Again, the easy way out is to argue a kind of Social-Darwinism, we're all in a permanent competition, even with ourselves. This is useful up to a point but I still think we can go a bit further (or go back a bit further -- I'll end this comment with a quote to make that clearer.).

Back to writing, let's assume two types of writers: one who denies influence and one who recognizes influence. I assert that the first denies influence in order to assume an identity (from the heart), and I assert that the one who recognizes influence desperately tries to create an identity (from the head). If I have time, I'll try to make this clearer but for now, if you remember my first post, I hope you can see why I find this hilarious.
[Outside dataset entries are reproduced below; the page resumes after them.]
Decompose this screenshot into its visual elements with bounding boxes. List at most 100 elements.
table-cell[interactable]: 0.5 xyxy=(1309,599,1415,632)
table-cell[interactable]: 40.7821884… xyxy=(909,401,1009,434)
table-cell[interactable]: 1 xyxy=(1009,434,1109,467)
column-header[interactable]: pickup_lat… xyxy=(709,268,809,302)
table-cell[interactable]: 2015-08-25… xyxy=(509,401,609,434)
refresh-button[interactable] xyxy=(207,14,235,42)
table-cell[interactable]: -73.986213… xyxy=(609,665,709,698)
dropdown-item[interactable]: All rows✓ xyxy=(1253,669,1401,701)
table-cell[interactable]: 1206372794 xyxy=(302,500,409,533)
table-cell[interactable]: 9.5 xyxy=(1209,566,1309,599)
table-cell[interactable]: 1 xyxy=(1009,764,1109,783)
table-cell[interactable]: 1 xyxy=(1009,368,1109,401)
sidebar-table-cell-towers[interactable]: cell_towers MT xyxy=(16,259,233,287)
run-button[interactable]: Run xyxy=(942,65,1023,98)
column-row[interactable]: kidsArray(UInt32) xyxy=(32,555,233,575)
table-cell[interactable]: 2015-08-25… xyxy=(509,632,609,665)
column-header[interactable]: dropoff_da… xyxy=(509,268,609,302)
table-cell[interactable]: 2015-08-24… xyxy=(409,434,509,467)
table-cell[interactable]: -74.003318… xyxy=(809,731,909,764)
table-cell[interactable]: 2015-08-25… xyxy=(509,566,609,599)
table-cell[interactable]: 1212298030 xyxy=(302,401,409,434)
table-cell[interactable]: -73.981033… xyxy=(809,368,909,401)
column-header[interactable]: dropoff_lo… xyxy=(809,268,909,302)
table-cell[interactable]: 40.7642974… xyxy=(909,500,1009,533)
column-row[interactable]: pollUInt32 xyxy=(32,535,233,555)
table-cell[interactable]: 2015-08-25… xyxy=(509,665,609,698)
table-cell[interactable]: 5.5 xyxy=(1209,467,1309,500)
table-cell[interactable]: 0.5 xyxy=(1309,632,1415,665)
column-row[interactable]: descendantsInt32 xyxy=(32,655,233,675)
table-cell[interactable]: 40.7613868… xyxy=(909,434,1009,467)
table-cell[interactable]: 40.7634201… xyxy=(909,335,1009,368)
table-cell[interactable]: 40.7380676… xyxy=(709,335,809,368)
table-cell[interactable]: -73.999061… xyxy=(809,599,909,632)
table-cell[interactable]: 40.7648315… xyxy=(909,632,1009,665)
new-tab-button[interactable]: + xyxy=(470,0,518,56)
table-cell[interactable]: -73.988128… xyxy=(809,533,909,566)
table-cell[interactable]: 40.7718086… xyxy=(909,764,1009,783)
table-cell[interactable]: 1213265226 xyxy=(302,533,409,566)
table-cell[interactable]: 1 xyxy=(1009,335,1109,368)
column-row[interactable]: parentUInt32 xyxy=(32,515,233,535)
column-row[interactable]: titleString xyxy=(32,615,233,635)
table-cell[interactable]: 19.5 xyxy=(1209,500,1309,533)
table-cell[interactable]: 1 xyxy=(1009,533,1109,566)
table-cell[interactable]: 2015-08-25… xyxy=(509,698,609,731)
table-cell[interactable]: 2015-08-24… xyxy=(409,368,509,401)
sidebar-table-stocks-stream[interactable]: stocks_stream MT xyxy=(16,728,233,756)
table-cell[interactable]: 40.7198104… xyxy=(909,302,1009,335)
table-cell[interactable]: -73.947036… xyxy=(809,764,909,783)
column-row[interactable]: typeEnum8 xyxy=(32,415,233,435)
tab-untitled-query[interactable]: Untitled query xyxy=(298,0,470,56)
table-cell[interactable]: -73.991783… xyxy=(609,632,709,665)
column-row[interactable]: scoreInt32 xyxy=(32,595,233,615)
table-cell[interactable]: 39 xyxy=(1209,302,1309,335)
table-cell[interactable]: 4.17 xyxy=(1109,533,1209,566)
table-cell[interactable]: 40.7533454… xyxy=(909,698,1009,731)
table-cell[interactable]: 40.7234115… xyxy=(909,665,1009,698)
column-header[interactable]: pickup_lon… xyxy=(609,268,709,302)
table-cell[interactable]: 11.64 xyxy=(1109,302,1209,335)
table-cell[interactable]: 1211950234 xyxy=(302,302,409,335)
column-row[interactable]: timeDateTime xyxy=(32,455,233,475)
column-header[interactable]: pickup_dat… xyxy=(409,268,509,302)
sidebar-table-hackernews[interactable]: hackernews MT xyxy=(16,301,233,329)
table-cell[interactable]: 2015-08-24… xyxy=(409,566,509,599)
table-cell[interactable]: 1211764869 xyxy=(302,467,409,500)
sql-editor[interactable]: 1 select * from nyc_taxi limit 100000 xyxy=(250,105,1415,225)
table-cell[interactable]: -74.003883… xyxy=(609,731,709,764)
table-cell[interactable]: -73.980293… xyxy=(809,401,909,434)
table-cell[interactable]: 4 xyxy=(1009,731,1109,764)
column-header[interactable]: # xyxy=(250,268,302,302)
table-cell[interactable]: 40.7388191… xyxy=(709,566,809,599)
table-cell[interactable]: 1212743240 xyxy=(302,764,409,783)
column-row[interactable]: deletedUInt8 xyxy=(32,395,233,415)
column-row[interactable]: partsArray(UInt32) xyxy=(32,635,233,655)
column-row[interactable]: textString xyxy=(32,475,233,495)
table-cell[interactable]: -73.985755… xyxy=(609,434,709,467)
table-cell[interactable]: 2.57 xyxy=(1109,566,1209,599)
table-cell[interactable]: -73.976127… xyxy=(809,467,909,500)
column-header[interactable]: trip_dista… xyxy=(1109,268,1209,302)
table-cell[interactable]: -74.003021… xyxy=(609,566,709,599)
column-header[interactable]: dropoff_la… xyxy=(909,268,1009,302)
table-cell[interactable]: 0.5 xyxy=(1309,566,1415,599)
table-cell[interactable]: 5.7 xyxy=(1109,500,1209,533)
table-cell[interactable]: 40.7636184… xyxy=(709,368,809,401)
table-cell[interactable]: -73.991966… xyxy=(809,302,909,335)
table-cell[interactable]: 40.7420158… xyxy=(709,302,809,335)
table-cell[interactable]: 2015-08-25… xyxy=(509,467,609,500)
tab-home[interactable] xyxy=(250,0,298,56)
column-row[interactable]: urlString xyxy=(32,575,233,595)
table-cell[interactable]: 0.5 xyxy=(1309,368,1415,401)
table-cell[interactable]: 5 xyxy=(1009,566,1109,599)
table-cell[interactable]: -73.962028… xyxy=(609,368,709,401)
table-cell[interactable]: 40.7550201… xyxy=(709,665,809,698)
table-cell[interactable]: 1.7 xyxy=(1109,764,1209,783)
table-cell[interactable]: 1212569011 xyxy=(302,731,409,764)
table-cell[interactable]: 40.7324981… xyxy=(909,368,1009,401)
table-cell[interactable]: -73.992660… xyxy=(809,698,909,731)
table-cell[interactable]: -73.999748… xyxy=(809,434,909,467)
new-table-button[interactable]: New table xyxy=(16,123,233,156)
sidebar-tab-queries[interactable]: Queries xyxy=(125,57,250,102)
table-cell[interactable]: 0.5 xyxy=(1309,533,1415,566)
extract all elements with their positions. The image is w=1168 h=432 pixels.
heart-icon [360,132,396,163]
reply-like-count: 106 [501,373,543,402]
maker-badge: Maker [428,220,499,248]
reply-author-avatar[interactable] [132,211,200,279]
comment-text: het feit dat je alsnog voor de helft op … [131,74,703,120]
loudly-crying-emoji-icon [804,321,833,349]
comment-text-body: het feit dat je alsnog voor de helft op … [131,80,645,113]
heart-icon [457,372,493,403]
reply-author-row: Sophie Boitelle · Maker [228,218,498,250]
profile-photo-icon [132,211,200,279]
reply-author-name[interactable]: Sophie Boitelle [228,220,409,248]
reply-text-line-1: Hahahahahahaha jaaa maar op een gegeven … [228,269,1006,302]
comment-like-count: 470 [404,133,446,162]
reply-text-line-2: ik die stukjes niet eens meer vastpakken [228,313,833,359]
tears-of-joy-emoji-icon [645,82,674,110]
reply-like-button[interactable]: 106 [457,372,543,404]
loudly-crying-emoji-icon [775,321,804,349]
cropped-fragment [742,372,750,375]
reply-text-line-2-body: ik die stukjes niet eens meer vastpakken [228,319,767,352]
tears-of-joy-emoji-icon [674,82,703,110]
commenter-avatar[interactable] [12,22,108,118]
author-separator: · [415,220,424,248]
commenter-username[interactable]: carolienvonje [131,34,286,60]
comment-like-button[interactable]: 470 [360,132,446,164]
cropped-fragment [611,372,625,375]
Because in order for that creation to happen it has to be recognized as new, as different, as interesting. Remember, he or she already recognizes that they are being influenced, so how do they know when in fact they have a bonafide specific identity?

When they see what they've done influences others.

Anyway, the quote I was thinking about comes from a speech by Michel Foucault:

"But to truly escape Hegel involves an exact appreciation of the price we have to pay to detach ourselves from him. It assumes that we are aware to the extent to which Hegel, insiduiously perhaps, is close to us; it implies a knowledge, in that which permits us to think against Hegel, of that which remains Hegelian.  We have to determine the extent to which our anti-Hegeliansim is possibly one of his tricks directed against us, at the end of which he stands, motionless, waiting for us."

--The irony, to me, of my original post is nothing more than seeing that heart and head poets are still, in a certain sense, doing the same thing.